[17]. Она напоминает мне Бёдди Стейнгримса. Здесь стоит крепкий запах животных на разных стадиях бытия. Вяленые пикши, копченые бараньи окорока, седло, бараний рог, изгрызенные кости на полу. Галоши фермера – в таком виде, в каком с ними расстался писатель. В маленькой аптеке Ибсена в Гримстаде его ботинки лежали в стеклянной витрине. Я бы не смог влезть в его обувь. Она мне на два размера мала. У великого писателя ноги-невелички. В Акюрейри в «Доме Давида» до сих пор хранят рубашки Давида Стефаунссона[18], отутюженные, сложенные, белоснежные. На буфете стоит ополовиненный пакет кофе 1965 года. Норвежцы, видимо, Ибсена обратно не ждали. Та витрина была заперта. А для исландцев поэты не умирают. Они всегда могут вернуться, подогреть себе кофе и надеть чистую рубашку. А где же теперь мои рубашки и обувь? Моя Ранга следит за тем, чтоб складывать мои рубашки и чистить ботинки. Галоши фермера мне не подходят: велики на два размера. Ботинки Ибсена запросто уместились бы в них. Жизнь – больше, чем литература. А это самовозвеличивание у нас, писателей, – просто раздражает! Мы пытаемся казаться значительными и делаем вид, будто останемся в веках из-за того, что вяло копошимся у кромки жизни, этой гигантской высокогорной пустоши, которую каждый день надо завоевывать, атаковать целым полком мужества, подзуживать ее пулеметными очередями нынешнего дня. Наполеон. Хроульв. Вот это были люди! Хроульв был автором собственной жизни. И он пошел гораздо дальше меня. На целый день пути при зимнем буране с севера, чтоб спасти одну лохматую душу с двумя ягнятами. А я едва мог заставить себя сходить в библиотеку за историческим источником. Хроульв был более великим писателем, чем я. Галоши сорок четвертого размера.

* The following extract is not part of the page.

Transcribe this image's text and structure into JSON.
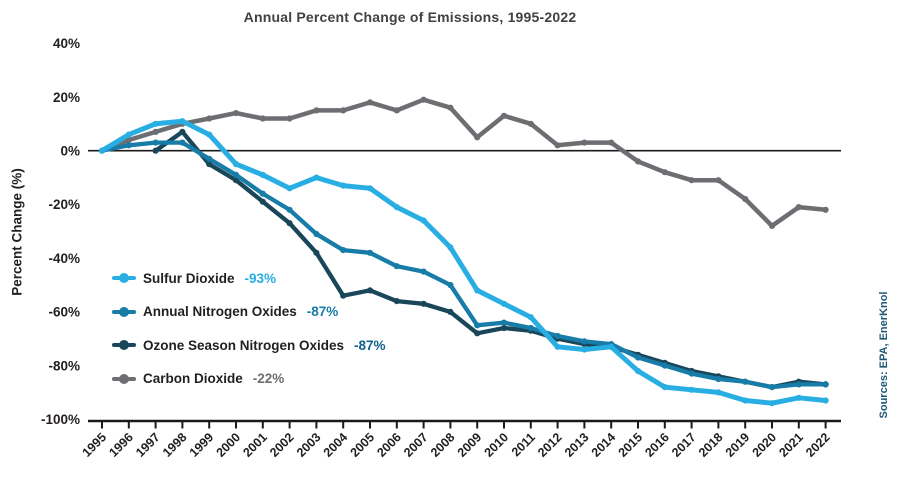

Проходят долгие холодные минуты, – но вот мальчик кричит: «Смотри! Свет! Бабушка! Она смогла!» – и нам становится легче дышать. В снежной слепоте тускло зажигаются две лампочки, хотя самой динамо-машинки сквозь бушевание вьюги не слышно.
Я задерживаюсь, чтоб подождать девочку. Сначала в пристройке, затем в кухне. Минуты идут. Полчаса. Вот уже начало смеркаться. Нет, сейчас мне не все равно. Откуда у меня такая ответственность? Я выхожу из кухни и вновь возвращаюсь в сапогах, которые мне велики, и затрапезном пальто, которое нахожу на вешалке, и ищу шапку и варежки. Старуха бормочет:
– Да вернется она, раз у нее в крови злость кипит. Вот увидишь. Ах, она там что-то насчет машинки разнюхивает.
Мальчик дает мне свою шапку – мой маленький соратник, – а Душа Живая продолжает ворчать, экая упрямица, и вот – я просто выхожу без варежек!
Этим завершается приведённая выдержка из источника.